A team at The University of Texas at Austin (UT Austin) used a unique process that involved applying light and a catalyst to change the properties of a material. Their aim was to mimic natural materials that can be hard and rigid in some places and soft and flexible in others, they said. Indeed, while naturally occurring materials such as skin and muscle easily combine properties such as strength and flexibility, it’s been historically difficult for scientists to recreate this in synthetic materials, said Zachariah Page, a UT Austin assistant professor of chemistry, who led the research.

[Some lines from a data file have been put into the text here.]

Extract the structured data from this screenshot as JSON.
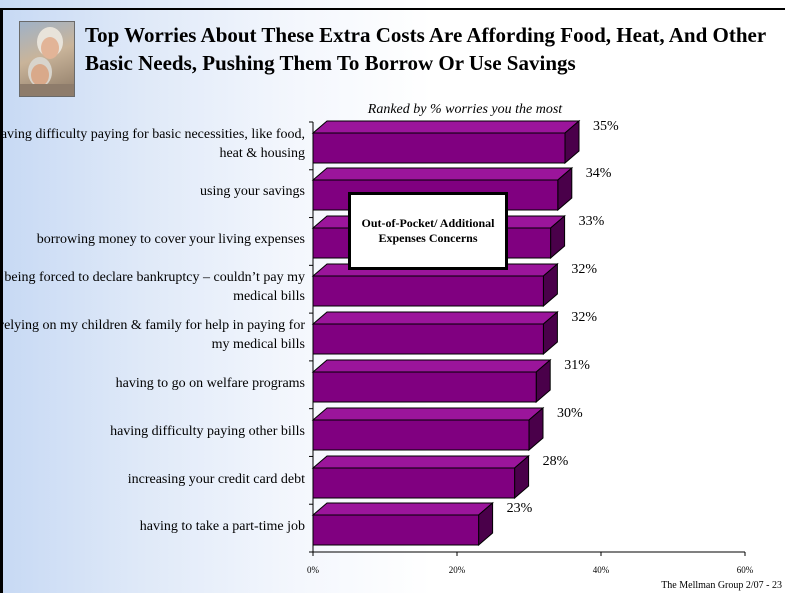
{
  "title": "Top Worries About These Extra Costs Are Affording Food, Heat, And Other Basic Needs, Pushing Them To Borrow Or Use Savings",
  "subtitle": "Ranked by %  worries you the most",
  "callout": "Out-of-Pocket/ Additional Expenses Concerns",
  "footer": "The Mellman Group  2/07 - 23",
  "colors": {
    "bar_front": "#800080",
    "bar_top": "#9b159b",
    "bar_side": "#4a004a"
  },
  "chart_data": {
    "type": "bar",
    "orientation": "horizontal",
    "categories": [
      "having difficulty paying for basic necessities, like food, heat & housing",
      "using your savings",
      "borrowing money to cover your living expenses",
      "being forced to declare bankruptcy – couldn’t pay my medical bills",
      "relying on my children & family for help in paying for my medical bills",
      "having to go on welfare programs",
      "having difficulty paying other bills",
      "increasing your credit card debt",
      "having to take a part-time job"
    ],
    "values": [
      35,
      34,
      33,
      32,
      32,
      31,
      30,
      28,
      23
    ],
    "value_labels": [
      "35%",
      "34%",
      "33%",
      "32%",
      "32%",
      "31%",
      "30%",
      "28%",
      "23%"
    ],
    "xlim": [
      0,
      60
    ],
    "xticks": [
      "0%",
      "20%",
      "40%",
      "60%"
    ],
    "grid": false
  }
}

In the past, when using a mix of different synthetic materials to mimic these attributes, materials would come apart or rip at the places where the different materials met, he said. In this case, Page and his team could control and change the structure of a plastic-like material, using light to alter how firm or stretchy the material would be. “This is the first material of its type,” he said in a post on UT News.
Where these researchers had success while others failed is in their ability to control crystallization, and therefore the physical properties of the material, particularly using the application of light, which “is potentially transformative for wearable electronics or actuators in soft robotics,” he said.
Striking the Right Balance for the Polymer
To find the right formula to create the unique material, the researchers started with a monomer, a building block of the polymer—or strings of monomers-similar to the one found in the plastic with which most people are familiar. They then tested a dozen catalysts that, when added to their monomer and shown visible light, resulted in a semicrystalline polymer similar to what’s found in existing synthetic rubber, researchers said. Where the light touched the material, it became harder and more rigid, while the areas that were not lit remained soft and stretchy.
The reaction of the material takes place at room temperature, and the monomer and catalyst that the researchers used are commercially available, they said. They also used inexpensive blue LEDs as the light source in their process, which took less than an hour and minimized the use of hazardous waste. All of these aspects mean that the fabrication process for the smart material is rapid, inexpensive, energy efficient, and environmentally benign, researchers said. Moreover, the resulting material, because of its different properties, was stronger and could be stretched further than most mixed materials created previously, they said.
Polymer Applications in Robotics, Electronics
Researchers published a paper on their work in the journal Science. The team plans to continue its work to develop more objects with the material to continue to test its properties and to find out what types of applications for which it is well-suited.
Among these could be the development of 3D objects that include both hard and soft components, said Adrian Rylski, a doctoral student at UT Austin who participated in the research..
The team also envisions the material used as a flexible foundation on which to anchor electronic components in medical devices or wearable technology, or to improve movement or durability in robotics, researchers said.